Since 2007, 64 trade unionists have been murdered. Luis Antonio Alpirez Guzman secretary of the Health Workers Union said;
If the bloodshed continues, the entire labor movement will be irrevocably weakened….it is reminiscent of the chaotic 1980’s and 1990’s era when student and labor activists were murdered on a mass scale…(Chen, Michelle, “Unions Under Siege in Guatemala,” In These Times, 8-24-2013.)
The next station I’ll report on was a water project at Chutzoropi in the province of Quiché, a Province so devastated by the military that it was once left by Bishop Gerardi under threat. The project was sponsored by the Caritas Pastoral Social del Quiche. Gerardi was later murdered by the military in Guatemala City in 1998. A report issued by the Historical Clarification Commission claimed 200,000 people were slaughtered in the 80’s; the Army committed 165 massacres against Mayan Villages.
We went into the highlands on unpaved roads and we were grateful for our very skillful Salvadoran driver, Cristobal. We were warmly greeted by the community and sat down to meet each other. The men introduced themselves. They hung around in little groups along with the boys. As visitors we introduced ourselves – our names, where we were from, and why we came to visit. All had to be translated into their indigenous language. Sister Jan, obviously well known and loved, suggested that the women introduce themselves. The women and girls sat on benches on one side, beautifully dressed in their native costumes - Guipils. With some shyness and through interpreters the women courageously stated their names and something about their family.
Photo by Sister Jan Gregorich
Sister Jan asked what the water project meant to them. They explained in their native language with a couple women speaking in Spanish. Without the water project they had to go two or three times a day to the river to bring back buckets of water with their children helping. Washing of clothes had to be done at the river. Thirty-three families received water in the immediate area of their homes. Sanctions were levied for improper use. Each family paid 10 quetzales, $1.35 per month, to create a fund to be kept in reserve for emergencies.
I was not able to discern a ‘communidad autónomo’ as in the Mayan communities just north of Guatemala in Chiapas, Mexico. The Mayan people at the water project are not completely independent of the government in Guatemala City.
I commented to Joanne how beautiful these people are – I don’t usually say that anywhere else we travel. Joanne responded, “They make their own clothes with beautiful colors and wear them humbly without embarrassment. They celebrate who they are.” Joanne talked to a young man who had just returned from Texas for a visit; he planned to return to Texas to make his way in life. His legal status was not questioned.

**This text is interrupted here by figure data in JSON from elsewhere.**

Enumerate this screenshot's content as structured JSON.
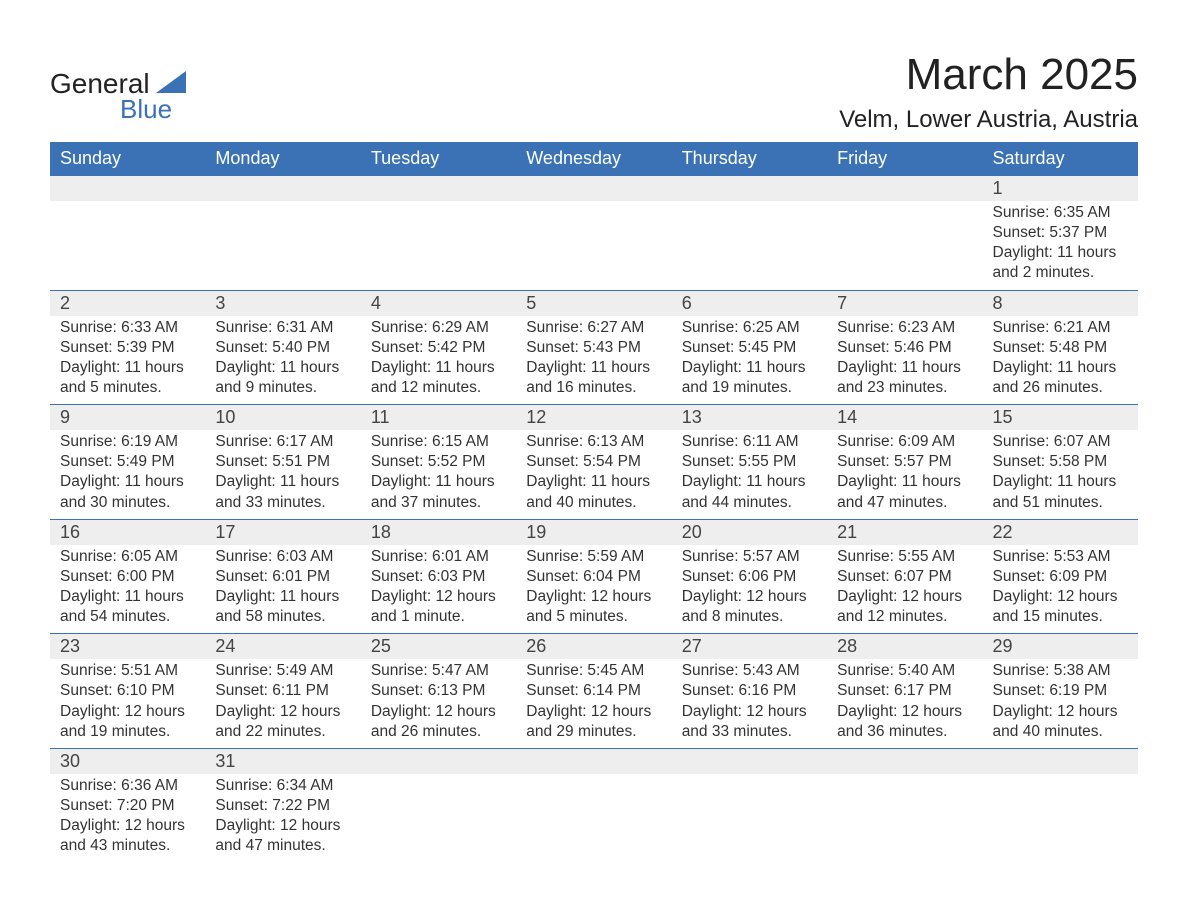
{
  "brand": {
    "word1": "General",
    "word2": "Blue",
    "accent_color": "#3a72b5"
  },
  "title": "March 2025",
  "location": "Velm, Lower Austria, Austria",
  "colors": {
    "header_bg": "#3a72b5",
    "header_text": "#ffffff",
    "daynum_bg": "#eeeeee",
    "body_text": "#333333",
    "page_bg": "#ffffff",
    "row_border": "#3a72b5"
  },
  "typography": {
    "title_fontsize_pt": 33,
    "location_fontsize_pt": 18,
    "weekday_fontsize_pt": 14,
    "daynum_fontsize_pt": 14,
    "body_fontsize_pt": 12
  },
  "weekdays": [
    "Sunday",
    "Monday",
    "Tuesday",
    "Wednesday",
    "Thursday",
    "Friday",
    "Saturday"
  ],
  "weeks": [
    [
      null,
      null,
      null,
      null,
      null,
      null,
      {
        "n": "1",
        "sunrise": "Sunrise: 6:35 AM",
        "sunset": "Sunset: 5:37 PM",
        "daylight": "Daylight: 11 hours and 2 minutes."
      }
    ],
    [
      {
        "n": "2",
        "sunrise": "Sunrise: 6:33 AM",
        "sunset": "Sunset: 5:39 PM",
        "daylight": "Daylight: 11 hours and 5 minutes."
      },
      {
        "n": "3",
        "sunrise": "Sunrise: 6:31 AM",
        "sunset": "Sunset: 5:40 PM",
        "daylight": "Daylight: 11 hours and 9 minutes."
      },
      {
        "n": "4",
        "sunrise": "Sunrise: 6:29 AM",
        "sunset": "Sunset: 5:42 PM",
        "daylight": "Daylight: 11 hours and 12 minutes."
      },
      {
        "n": "5",
        "sunrise": "Sunrise: 6:27 AM",
        "sunset": "Sunset: 5:43 PM",
        "daylight": "Daylight: 11 hours and 16 minutes."
      },
      {
        "n": "6",
        "sunrise": "Sunrise: 6:25 AM",
        "sunset": "Sunset: 5:45 PM",
        "daylight": "Daylight: 11 hours and 19 minutes."
      },
      {
        "n": "7",
        "sunrise": "Sunrise: 6:23 AM",
        "sunset": "Sunset: 5:46 PM",
        "daylight": "Daylight: 11 hours and 23 minutes."
      },
      {
        "n": "8",
        "sunrise": "Sunrise: 6:21 AM",
        "sunset": "Sunset: 5:48 PM",
        "daylight": "Daylight: 11 hours and 26 minutes."
      }
    ],
    [
      {
        "n": "9",
        "sunrise": "Sunrise: 6:19 AM",
        "sunset": "Sunset: 5:49 PM",
        "daylight": "Daylight: 11 hours and 30 minutes."
      },
      {
        "n": "10",
        "sunrise": "Sunrise: 6:17 AM",
        "sunset": "Sunset: 5:51 PM",
        "daylight": "Daylight: 11 hours and 33 minutes."
      },
      {
        "n": "11",
        "sunrise": "Sunrise: 6:15 AM",
        "sunset": "Sunset: 5:52 PM",
        "daylight": "Daylight: 11 hours and 37 minutes."
      },
      {
        "n": "12",
        "sunrise": "Sunrise: 6:13 AM",
        "sunset": "Sunset: 5:54 PM",
        "daylight": "Daylight: 11 hours and 40 minutes."
      },
      {
        "n": "13",
        "sunrise": "Sunrise: 6:11 AM",
        "sunset": "Sunset: 5:55 PM",
        "daylight": "Daylight: 11 hours and 44 minutes."
      },
      {
        "n": "14",
        "sunrise": "Sunrise: 6:09 AM",
        "sunset": "Sunset: 5:57 PM",
        "daylight": "Daylight: 11 hours and 47 minutes."
      },
      {
        "n": "15",
        "sunrise": "Sunrise: 6:07 AM",
        "sunset": "Sunset: 5:58 PM",
        "daylight": "Daylight: 11 hours and 51 minutes."
      }
    ],
    [
      {
        "n": "16",
        "sunrise": "Sunrise: 6:05 AM",
        "sunset": "Sunset: 6:00 PM",
        "daylight": "Daylight: 11 hours and 54 minutes."
      },
      {
        "n": "17",
        "sunrise": "Sunrise: 6:03 AM",
        "sunset": "Sunset: 6:01 PM",
        "daylight": "Daylight: 11 hours and 58 minutes."
      },
      {
        "n": "18",
        "sunrise": "Sunrise: 6:01 AM",
        "sunset": "Sunset: 6:03 PM",
        "daylight": "Daylight: 12 hours and 1 minute."
      },
      {
        "n": "19",
        "sunrise": "Sunrise: 5:59 AM",
        "sunset": "Sunset: 6:04 PM",
        "daylight": "Daylight: 12 hours and 5 minutes."
      },
      {
        "n": "20",
        "sunrise": "Sunrise: 5:57 AM",
        "sunset": "Sunset: 6:06 PM",
        "daylight": "Daylight: 12 hours and 8 minutes."
      },
      {
        "n": "21",
        "sunrise": "Sunrise: 5:55 AM",
        "sunset": "Sunset: 6:07 PM",
        "daylight": "Daylight: 12 hours and 12 minutes."
      },
      {
        "n": "22",
        "sunrise": "Sunrise: 5:53 AM",
        "sunset": "Sunset: 6:09 PM",
        "daylight": "Daylight: 12 hours and 15 minutes."
      }
    ],
    [
      {
        "n": "23",
        "sunrise": "Sunrise: 5:51 AM",
        "sunset": "Sunset: 6:10 PM",
        "daylight": "Daylight: 12 hours and 19 minutes."
      },
      {
        "n": "24",
        "sunrise": "Sunrise: 5:49 AM",
        "sunset": "Sunset: 6:11 PM",
        "daylight": "Daylight: 12 hours and 22 minutes."
      },
      {
        "n": "25",
        "sunrise": "Sunrise: 5:47 AM",
        "sunset": "Sunset: 6:13 PM",
        "daylight": "Daylight: 12 hours and 26 minutes."
      },
      {
        "n": "26",
        "sunrise": "Sunrise: 5:45 AM",
        "sunset": "Sunset: 6:14 PM",
        "daylight": "Daylight: 12 hours and 29 minutes."
      },
      {
        "n": "27",
        "sunrise": "Sunrise: 5:43 AM",
        "sunset": "Sunset: 6:16 PM",
        "daylight": "Daylight: 12 hours and 33 minutes."
      },
      {
        "n": "28",
        "sunrise": "Sunrise: 5:40 AM",
        "sunset": "Sunset: 6:17 PM",
        "daylight": "Daylight: 12 hours and 36 minutes."
      },
      {
        "n": "29",
        "sunrise": "Sunrise: 5:38 AM",
        "sunset": "Sunset: 6:19 PM",
        "daylight": "Daylight: 12 hours and 40 minutes."
      }
    ],
    [
      {
        "n": "30",
        "sunrise": "Sunrise: 6:36 AM",
        "sunset": "Sunset: 7:20 PM",
        "daylight": "Daylight: 12 hours and 43 minutes."
      },
      {
        "n": "31",
        "sunrise": "Sunrise: 6:34 AM",
        "sunset": "Sunset: 7:22 PM",
        "daylight": "Daylight: 12 hours and 47 minutes."
      },
      null,
      null,
      null,
      null,
      null
    ]
  ]
}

I asked the leader of the project if there was hope for Guatemala; he said, “no!” but then paused and said – “maybe.” Why maybe? He said, “…if progressive leaders arise in Guatemala.” Is this just ‘Waiting for Godot?’
But for me, this is a reminder of Postville, Iowa in May of 2012. Federal agents in helicopters and patrol cars swooped into a small Iowa farm town to raid a food processing plant where most of the workers were Guatemalans. Three hundred eighty-nine workers were detained, most of them from Guatemala. Families were separated – children had no idea what happened to their parents. Sr. Mary McCauley B.V.M. set up a refuge for the families in the local parish Church – St. Bridget’s. (N.Y. Times, “Postville,” July 11, 2012.)
Postville protestor, 2008
A colleague talked to one of the Guatemalan men who lost his family in the ‘80’s during one of the U.S. funded military massacres. The man had obviously not recovered from the devastation of his family. The three mental health professionals who took the trip with us asked how these people survive the trauma of the genocide of their villages? I wondered about the re-enacted Holy Week story,… is this pageantry,…therapy?... or both?